Jody Underwood: Give what Free Staters advocate a chance — you might be surprised (LINK)
GURUS WHO teach how to create institutional change like to say that change happens in three steps: First, they ignore you. Then they fight you. Eventually, they think it was their idea.
This is beautifully illustrated by what happened in Croydon several years ago, when some Free Staters thought it would be a good idea to set up a town tuitioning program, which is one of the mechanisms for school choice in New Hampshire.
That is, instead of sending all students in grades 5 through 12 to the failing Newport School District, Croydon would pay to send students to their choice of schools in the area, including some private schools.
At first the town’s reaction was: Yeah, sure, set up a committee to look into it. Once the town voted to put the committee’s plan into action, the resistance began: Free Staters want to destroy public schools! Parents can’t be trusted to make the right choices for their children!
Years later, the residents — including many of those who fought hardest against it — now think of town tuitioning as central to Croydon’s identity, and critical to maintaining high property values.
The town tuitioning program has been the source of several success stories. Some children who were barely surviving in their assigned schools were able to thrive when tuitioned to other schools, including a local Montessori School. Some parents were able to exercise more direct control over the values to which their children were being exposed, again by choosing private schools, including a local religious academy.
When the state tried to narrow the scope of the town tuitioning program, it was Free Staters who went to court to protect it. It was Free Staters who raised donations so that the town wouldn’t have to pay any legal fees. It was Free Staters who worked with the state legislature to shepherd a bill onto the governor’s desk, making it possible for any town to follow Croydon’s lead in doing what was best for children.
And, since the private schools cost less than the public schools, it was better for Croydon’s taxpayers.
It’s ironic that some of the parents whose children have benefitted from town tuitioning — precisely because it offered an improvement over the traditional way of doing things — recently led a fear-and-smear campaign against Free Staters for trying to improve the academic performance of students while spending less money.

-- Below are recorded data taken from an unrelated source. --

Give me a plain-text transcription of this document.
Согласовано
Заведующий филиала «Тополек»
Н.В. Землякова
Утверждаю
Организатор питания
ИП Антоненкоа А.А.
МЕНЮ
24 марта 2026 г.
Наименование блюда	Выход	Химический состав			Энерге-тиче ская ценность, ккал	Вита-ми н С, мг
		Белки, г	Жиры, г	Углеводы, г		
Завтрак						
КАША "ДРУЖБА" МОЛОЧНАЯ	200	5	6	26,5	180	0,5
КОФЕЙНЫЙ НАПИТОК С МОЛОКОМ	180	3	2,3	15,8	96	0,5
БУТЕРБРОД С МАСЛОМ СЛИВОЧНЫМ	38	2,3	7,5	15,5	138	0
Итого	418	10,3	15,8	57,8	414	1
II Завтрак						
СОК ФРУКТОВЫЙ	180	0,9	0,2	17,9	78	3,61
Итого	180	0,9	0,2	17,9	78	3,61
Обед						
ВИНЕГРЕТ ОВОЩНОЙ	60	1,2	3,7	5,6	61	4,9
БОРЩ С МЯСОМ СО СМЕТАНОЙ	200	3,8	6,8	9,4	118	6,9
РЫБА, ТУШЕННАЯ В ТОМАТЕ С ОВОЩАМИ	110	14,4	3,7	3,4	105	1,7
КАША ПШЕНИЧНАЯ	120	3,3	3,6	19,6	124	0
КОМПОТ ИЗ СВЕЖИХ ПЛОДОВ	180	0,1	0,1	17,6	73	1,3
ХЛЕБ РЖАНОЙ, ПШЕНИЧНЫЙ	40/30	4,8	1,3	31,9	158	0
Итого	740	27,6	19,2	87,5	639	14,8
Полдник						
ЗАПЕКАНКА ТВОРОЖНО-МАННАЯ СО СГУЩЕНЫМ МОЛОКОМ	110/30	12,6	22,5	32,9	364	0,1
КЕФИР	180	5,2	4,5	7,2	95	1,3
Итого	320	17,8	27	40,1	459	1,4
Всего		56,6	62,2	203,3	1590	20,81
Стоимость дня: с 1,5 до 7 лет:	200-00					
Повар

That’s just history repeating itself.
There’s an irrational fear — propped up by name calling — that Free Staters are out to destroy public institutions when really they are trying to make them work better.
That is the lesson of town tuitioning in Croydon. As with many lessons, it may have to be repeated several times before it sinks in. Up next is changing how we think about fairness in education, by switching the focus from school funding to student achievement. Once again, the resistance is fierce, but the outcome is inevitable.
In New Hampshire, they say if you don’t like the weather just wait a few minutes and you’ll get something you like better. If you don’t like what Free Staters are doing now, just wait a few years and you’ll think it was your idea.